Paul: Yeah and hence the circle back to you, you're running your intern program to actually deal with that. Okay so listen, before we finish up, Brian. As you know, I always like to end up on a personal thing and I've known you for many, many year. I know that you are just as a big a technophobe as I am—and in certain areas, a bigger technophobe than I am with things like that—so I was quite fascinated by your last vacation. So tell people about cabin fever. [Laughs]

Brian: Yeah—so yeah, for spring—you know, my wife works for the school system, so generally when my kids are on—are out of school, she's off work as well, so I generally try to plan my vacation times to coincide obviously.

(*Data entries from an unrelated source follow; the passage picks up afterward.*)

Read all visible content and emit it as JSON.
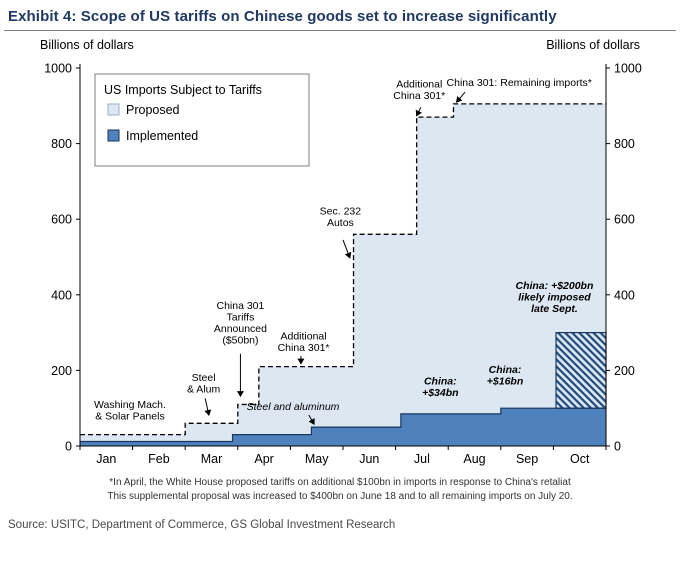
{
  "title": "Exhibit 4: Scope of US tariffs on Chinese goods set to increase significantly",
  "left_axis_caption": "Billions of dollars",
  "right_axis_caption": "Billions of dollars",
  "footnote": {
    "line1": "*In April, the White House proposed tariffs on additional $100bn in imports in response to China's retaliat",
    "line2": "This supplemental proposal was increased to $400bn on June 18 and to all remaining imports on July 20."
  },
  "source": "Source: USITC, Department of Commerce, GS Global Investment Research",
  "colors": {
    "title": "#1f3864",
    "proposed_fill": "#dde7f2",
    "implemented_fill": "#4f81bd",
    "implemented_line": "#17375e",
    "dashed_line": "#000000",
    "hatch_stripe": "#1f497d",
    "axis": "#000000"
  },
  "chart_data": {
    "type": "area",
    "subtype": "step",
    "legend_title": "US Imports Subject to Tariffs",
    "legend_position": "top-left",
    "x_categories": [
      "Jan",
      "Feb",
      "Mar",
      "Apr",
      "May",
      "Jun",
      "Jul",
      "Aug",
      "Sep",
      "Oct"
    ],
    "xlim": [
      0,
      10
    ],
    "ylim": [
      0,
      1000
    ],
    "yticks": [
      0,
      200,
      400,
      600,
      800,
      1000
    ],
    "unit": "Billions of dollars",
    "series": [
      {
        "name": "Proposed",
        "style": "dashed-outline",
        "fill": "#dde7f2",
        "steps": [
          {
            "x": 0,
            "value": 30
          },
          {
            "x": 2.0,
            "value": 60
          },
          {
            "x": 3.0,
            "value": 110
          },
          {
            "x": 3.4,
            "value": 210
          },
          {
            "x": 5.2,
            "value": 560
          },
          {
            "x": 6.4,
            "value": 870
          },
          {
            "x": 7.1,
            "value": 905
          }
        ],
        "x_end": 10
      },
      {
        "name": "Implemented",
        "style": "solid-outline",
        "fill": "#4f81bd",
        "steps": [
          {
            "x": 0,
            "value": 12
          },
          {
            "x": 2.9,
            "value": 30
          },
          {
            "x": 4.4,
            "value": 50
          },
          {
            "x": 6.1,
            "value": 85
          },
          {
            "x": 8.0,
            "value": 100
          }
        ],
        "x_end": 10
      }
    ],
    "likely_block": {
      "x_start": 9.05,
      "x_end": 10,
      "value_bottom": 100,
      "value_top": 300,
      "meaning": "China: +$200bn likely imposed late Sept."
    },
    "annotations": [
      {
        "name": "washing-solar",
        "lines": [
          "Washing Mach.",
          "& Solar Panels"
        ],
        "x": 0.95,
        "value": 100,
        "italic": false,
        "bold": false
      },
      {
        "name": "steel-alum",
        "lines": [
          "Steel",
          "& Alum"
        ],
        "x": 2.35,
        "value": 172,
        "italic": false,
        "bold": false,
        "arrow": {
          "x1": 2.38,
          "v1": 126,
          "x2": 2.45,
          "v2": 82
        }
      },
      {
        "name": "china-301-announced",
        "lines": [
          "China 301",
          "Tariffs",
          "Announced",
          "($50bn)"
        ],
        "x": 3.05,
        "value": 362,
        "italic": false,
        "bold": false,
        "arrow": {
          "x1": 3.05,
          "v1": 244,
          "x2": 3.05,
          "v2": 132
        }
      },
      {
        "name": "additional-china-301-first",
        "lines": [
          "Additional",
          "China 301*"
        ],
        "x": 4.25,
        "value": 282,
        "italic": false,
        "bold": false,
        "arrow": {
          "x1": 4.2,
          "v1": 238,
          "x2": 4.2,
          "v2": 218
        }
      },
      {
        "name": "steel-and-aluminum",
        "lines": [
          "Steel and aluminum"
        ],
        "x": 4.05,
        "value": 95,
        "italic": true,
        "bold": false,
        "arrow": {
          "x1": 4.35,
          "v1": 82,
          "x2": 4.45,
          "v2": 58
        }
      },
      {
        "name": "sec-232-autos",
        "lines": [
          "Sec. 232",
          "Autos"
        ],
        "x": 4.95,
        "value": 612,
        "italic": false,
        "bold": false,
        "arrow": {
          "x1": 5.0,
          "v1": 545,
          "x2": 5.13,
          "v2": 498
        }
      },
      {
        "name": "additional-china-301-second",
        "lines": [
          "Additional",
          "China 301*"
        ],
        "x": 6.45,
        "value": 948,
        "italic": false,
        "bold": false,
        "arrow": {
          "x1": 6.48,
          "v1": 896,
          "x2": 6.4,
          "v2": 874
        }
      },
      {
        "name": "china-301-remaining",
        "lines": [
          "China 301: Remaining imports*"
        ],
        "x": 8.35,
        "value": 952,
        "italic": false,
        "bold": false,
        "arrow": {
          "x1": 7.32,
          "v1": 936,
          "x2": 7.16,
          "v2": 910
        }
      },
      {
        "name": "china-34bn",
        "lines": [
          "China:",
          "+$34bn"
        ],
        "x": 6.85,
        "value": 163,
        "italic": true,
        "bold": true
      },
      {
        "name": "china-16bn",
        "lines": [
          "China:",
          "+$16bn"
        ],
        "x": 8.08,
        "value": 193,
        "italic": true,
        "bold": true
      },
      {
        "name": "china-200bn",
        "lines": [
          "China: +$200bn",
          "likely imposed",
          "late Sept."
        ],
        "x": 9.02,
        "value": 415,
        "italic": true,
        "bold": true
      }
    ]
  }
}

So spring break came around recently and we were trying to decide what we wanted to do for spring break. My wife and I for Valentine's Day had gone to this cabin that was, you know, back in the woods, just kind of in a little town in the middle of nowhere just... away. We wanted to just get away and we liked it, so we packed the kids up and we just went to his cabin out in the middle of nowhere for four days and unplugged. I think it was great. We you know we—I mean we watched a little TV there. We played some board games. We spent some time outside. The kids enjoyed spending an afternoon just laying around in a hammock that I hung between two trees, right?

Paul: [Laughs]

Brian: But I think it was really good just to get away from the computers, and the iPads, and the phones and all of that and just spend some quality time together for a change, you know? It actually forced the kids to look us in the eye for a minute and spend some time together. It's something I try to do regularly, because as you know we get so focused on technology when it comes to work and, you know, even away from work. You know I tell my wife all the time I've got like three jobs. You know I've got my day job, then writing and speaking and all of that. So I mean I spend way too much time staring at a computer screen.

Paul: Yeah.

Brian: And so I really like to get away from that. That's why I enjoy going to cabins or going camping or, you know, fishing or whatever it is. Anything to get outside for a little while.

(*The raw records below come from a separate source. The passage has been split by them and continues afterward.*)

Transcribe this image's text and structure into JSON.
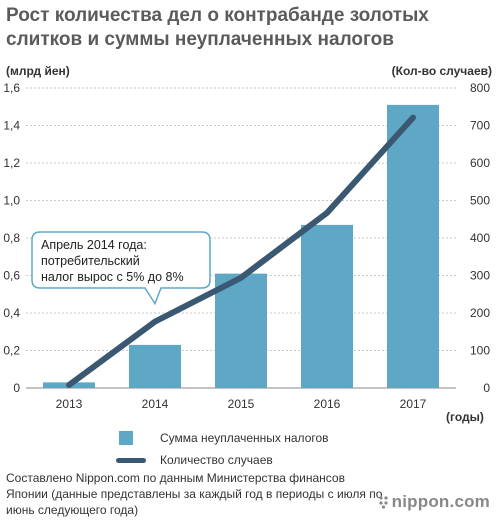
{
  "header": {
    "title": "Рост количества дел о контрабанде золотых слитков и суммы неуплаченных налогов"
  },
  "colors": {
    "bar": "#5fa8c5",
    "line": "#3b5873",
    "grid": "#c8c8c8",
    "callout_border": "#5fa8c5"
  },
  "chart_data": {
    "type": "bar",
    "title": "Рост количества дел о контрабанде золотых слитков и суммы неуплаченных налогов",
    "categories": [
      "2013",
      "2014",
      "2015",
      "2016",
      "2017"
    ],
    "xlabel": "(годы)",
    "ylabel": "(млрд йен)",
    "y2label": "(Кол-во случаев)",
    "ylim": [
      0,
      1.6
    ],
    "y2lim": [
      0,
      800
    ],
    "y_ticks": [
      "0",
      "0,2",
      "0,4",
      "0,6",
      "0,8",
      "1,0",
      "1,2",
      "1,4",
      "1,6"
    ],
    "y2_ticks": [
      "0",
      "100",
      "200",
      "300",
      "400",
      "500",
      "600",
      "700",
      "800"
    ],
    "series": [
      {
        "name": "Сумма неуплаченных налогов",
        "type": "bar",
        "axis": "left",
        "values": [
          0.03,
          0.23,
          0.61,
          0.87,
          1.51
        ]
      },
      {
        "name": "Количество случаев",
        "type": "line",
        "axis": "right",
        "values": [
          8,
          177,
          294,
          467,
          721
        ]
      }
    ],
    "annotation": {
      "lines": [
        "Апрель 2014 года:",
        "потребительский",
        "налог вырос с 5% до 8%"
      ],
      "category": "2014"
    },
    "grid": true,
    "legend_position": "bottom"
  },
  "footer": {
    "source": "Составлено Nippon.com по данным Министерства финансов Японии (данные представлены за каждый год в периоды с июля по июнь следующего года)",
    "brand": "nippon.com"
  }
}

Paul: Yeah, a little bit of that laying back and just looking at the clouds pass by.

Brian: Why not, right?

Paul: Yeah, indeed. I think that probably, Brian, is as good a note as any to leave it on. So thank you for taking some time out of your busy, busy schedule to talk to me.

Brian: Oh, anytime—and let's not wait three years before we do it again.

Paul: Oh, indeed. Okay, I'm scheduling you in for this time next year again, Brian. [Laughs]

Brian: Excellent.

Paul: Okay everyone, that's it for this iTalk. Tune in again for the next one. Bye for now.